Low Carb Stuffed Almond Butter Muffins
These are SO easy and SO good!!! The perfect combination of texture and flavor.
Servings: 8 muffins
- ⅔ cup almond flour
- ¼ cup coconut flour
- 1 tablespoon monk fruit sweetener can sub for coconut sugar
- 2 teaspoons baking powder
- 1 teaspoon baking soda
- ½ cup almond butter
- ¼ cup melted coconut oil
- 2 eggs
- ½ cup unsweetened almond butter
- ½ cup of your favorite unsweetened nut butter
- Preheat oven to 350℉. Line your muffin tins with cupcake/muffin liners or you can spray your muffin tins with your favorite non-stick baking spray. Set aside.
- Mix all the ingredients, except the extra ingredient, in a large bowl until just combined.
- Scoop out the batter evenly into 8 muffins cups and bake for 20 minutes or until center is baked through.

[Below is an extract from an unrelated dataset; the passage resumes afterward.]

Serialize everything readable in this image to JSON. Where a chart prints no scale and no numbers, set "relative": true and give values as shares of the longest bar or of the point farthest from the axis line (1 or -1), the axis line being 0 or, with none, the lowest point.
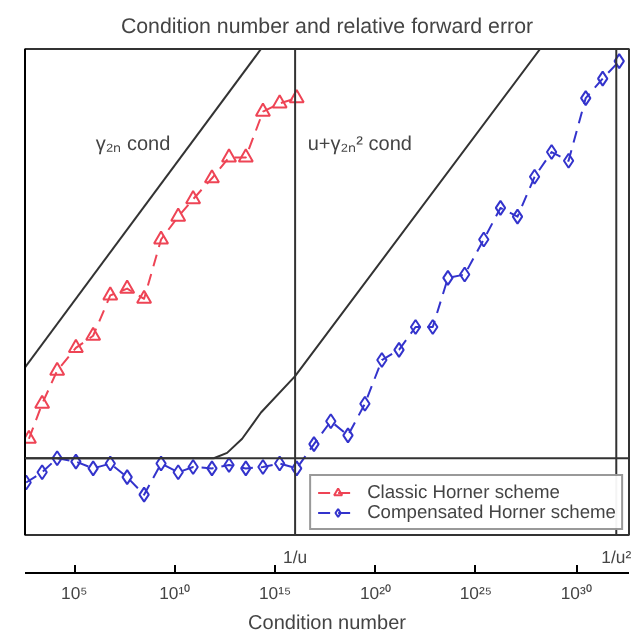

- With a small spoon, scoop out about 1 tablespoon of the center of the cupcake. Fill with one teaspoon of your favorite almond butter and place the piece of muffin that you scooped out , back on, closing up the hole. Enjoy!
Serving Size 1
Servings Per Container 8
Amount Per Serving
Calories 307 Calories from Fat 243
% Daily Value*
Total Fat 27g 42%
Saturated Fat 8g 40%
Trans Fat 0g
Cholesterol 46mg 15%
Sodium 210mg 9%
Total Carbohydrate 8g 3%
Dietary Fiber 5g 20%
Protein 7g 14%
*Percent Daily Values are based on a 2,000 calorie diet. Your daily values may be higher or lower depending on your calorie needs.